Objective: As a new contributor copying .env.example to .env, I want the example to reflect what the code actually reads, so that following the README produces a working configuration.

Acceptance Criteria

  1. The .env.example file shall include NEO4J_URI, NEO4J_USER, and NEO4J_PASSWORD with sensible defaults matching backend/app/config.py.
  2. The .env.example file shall include EMBEDDING_MODEL with a default consistent with Config.EMBEDDING_MODEL.
  3. The .env.example file shall include the optional GRAPHITI_LLM_PROVIDER, EMBEDDING_API_KEY, and EMBEDDING_BASE_URL keys with comments explaining their fallback behaviour.
  4. The .env.example file shall annotate that Dashscope/Qwen does not expose OpenAI-compatible embeddings and shall recommend pointing the embedder at OpenAI directly when chat is Dashscope/Qwen.
  5. The .env.example file shall either drop ZEP_API_KEY entirely or keep it as a single commented line marked deprecated for users with old setups.
  6. The .env.example file shall not contain any real secret values.
  7. Where .env.example lists an env var, the README's environment-variable section shall list the same var (no drift between the two surfaces).

Requirement 7: Reranker Cleanup

Objective: As a developer reading the search code path, I want the reranker situation to be honest, so that I am not misled into believing search results are reranked when they are not.

Acceptance Criteria

  1. The _GeminiReranker no-op stub shall be removed from backend/app/services/graphiti_adapter.py.
  2. The _GraphNamespace.search method shall not accept a reranker keyword argument it silently ignores; the parameter shall either be removed or honoured.
  3. The ZepToolsService.search_graph call site in backend/app/services/zep_tools.py shall not pass reranker="cross_encoder" if the adapter cannot honour it.
  4. After cleanup, every search code path (InsightForge, PanoramaSearch, QuickSearch, the report-agent tools) shall return Graphiti's default-ranked results without the misleading no-op layer.

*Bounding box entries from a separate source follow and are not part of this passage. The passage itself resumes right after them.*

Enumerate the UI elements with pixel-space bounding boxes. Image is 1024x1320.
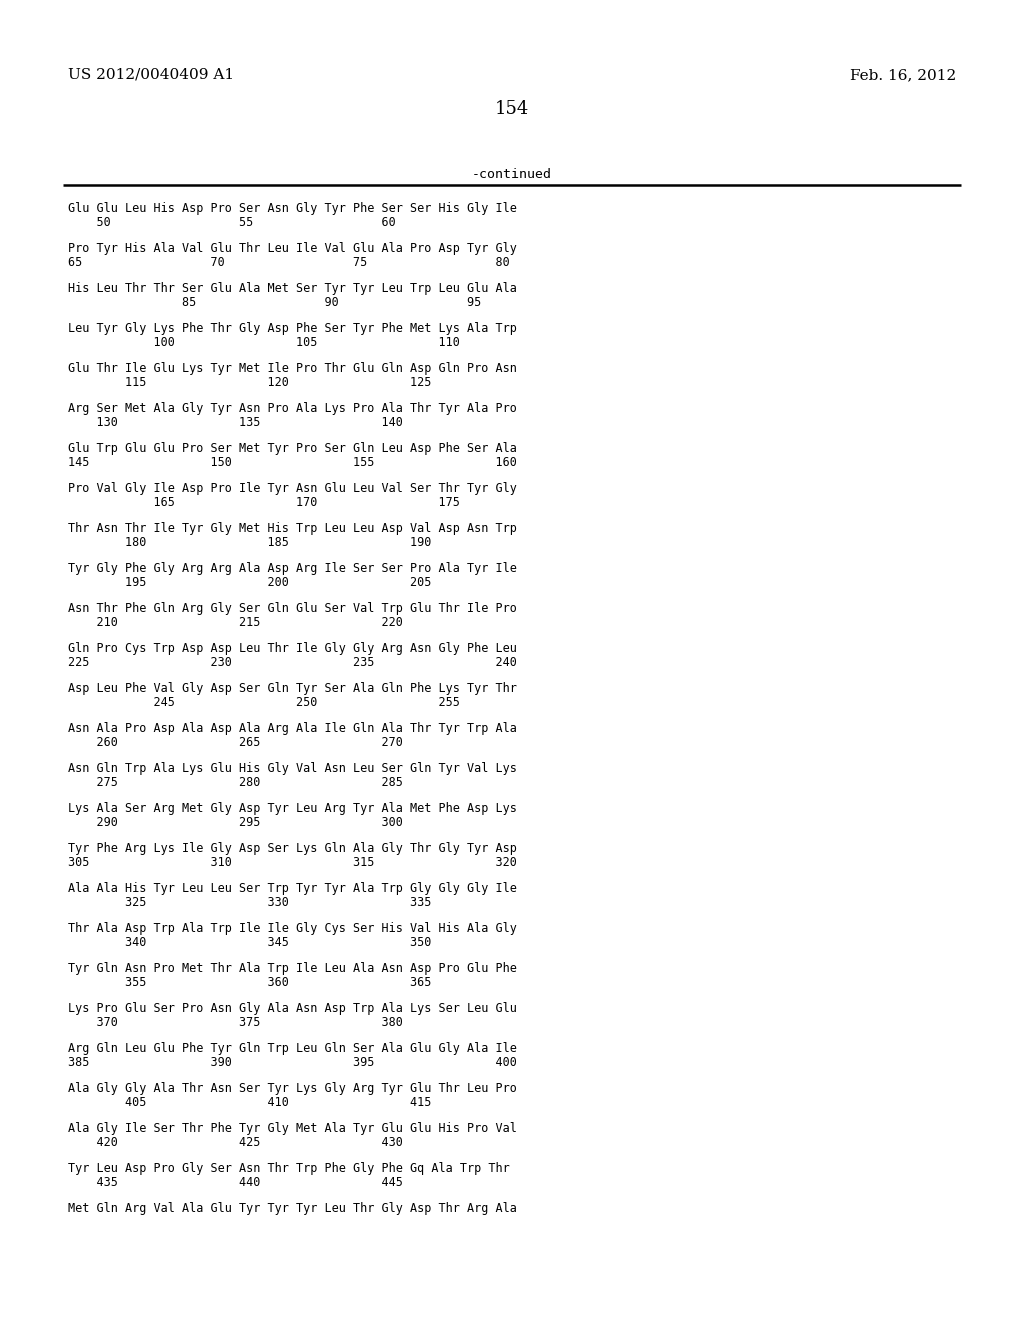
Text: His Leu Thr Thr Ser Glu Ala Met Ser Tyr Tyr Leu Trp Leu Glu Ala: His Leu Thr Thr Ser Glu Ala Met Ser Tyr … bbox=[68, 282, 517, 294]
Text: 165                 170                 175: 165 170 175 bbox=[68, 496, 460, 510]
Text: Glu Glu Leu His Asp Pro Ser Asn Gly Tyr Phe Ser Ser His Gly Ile: Glu Glu Leu His Asp Pro Ser Asn Gly Tyr … bbox=[68, 202, 517, 215]
Text: 130                 135                 140: 130 135 140 bbox=[68, 416, 402, 429]
Text: 435                 440                 445: 435 440 445 bbox=[68, 1176, 402, 1189]
Text: Tyr Leu Asp Pro Gly Ser Asn Thr Trp Phe Gly Phe Gq Ala Trp Thr: Tyr Leu Asp Pro Gly Ser Asn Thr Trp Phe … bbox=[68, 1162, 510, 1175]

Requirement 8: Provider Backwards Compatibility

Objective: As an existing operator running with Gemini, I want my deployment to keep working without changes after this migration is finalised, so that I am not forced to migrate providers.

Acceptance Criteria

  1. When GRAPHITI_LLM_PROVIDER=gemini and the existing LLM_API_KEY/EMBEDDING_MODEL are unchanged, the Graphiti adapter shall behave identically to the pre-change implementation for graph build, search, and report.
  2. When the env file does not declare GRAPHITI_LLM_PROVIDER, the system shall pick openai (matching the documented default provider) and shall not silently switch existing Gemini deployments.
  3. The migration shall not remove any env var an existing Gemini deployment relies on (LLM_API_KEY, LLM_BASE_URL, LLM_MODEL_NAME, EMBEDDING_MODEL, NEO4J_*).

Requirement 9: End-to-End Acceptance via Qwen

Objective: As a reviewer of this migration, I want a smoke test that a fresh checkout with the documented default provider can complete the pipeline, so that I have confidence the fix actually unblocks the README path.

Acceptance Criteria

  1. When a fresh checkout is configured with a Qwen LLM_API_KEY, an OpenAI EMBEDDING_API_KEY, and GRAPHITI_LLM_PROVIDER=openai (default), uploading a small .txt and calling /api/graph/build shall complete successfully.
  2. After a successful graph build, querying the graph data endpoint shall return a non-zero count of nodes and edges.
  3. After a successful graph build, generating a report with InsightForge/Panorama shall return non-empty results.
  4. If the smoke test fails, the system shall surface the underlying provider error (not a 500) so the operator can correct configuration.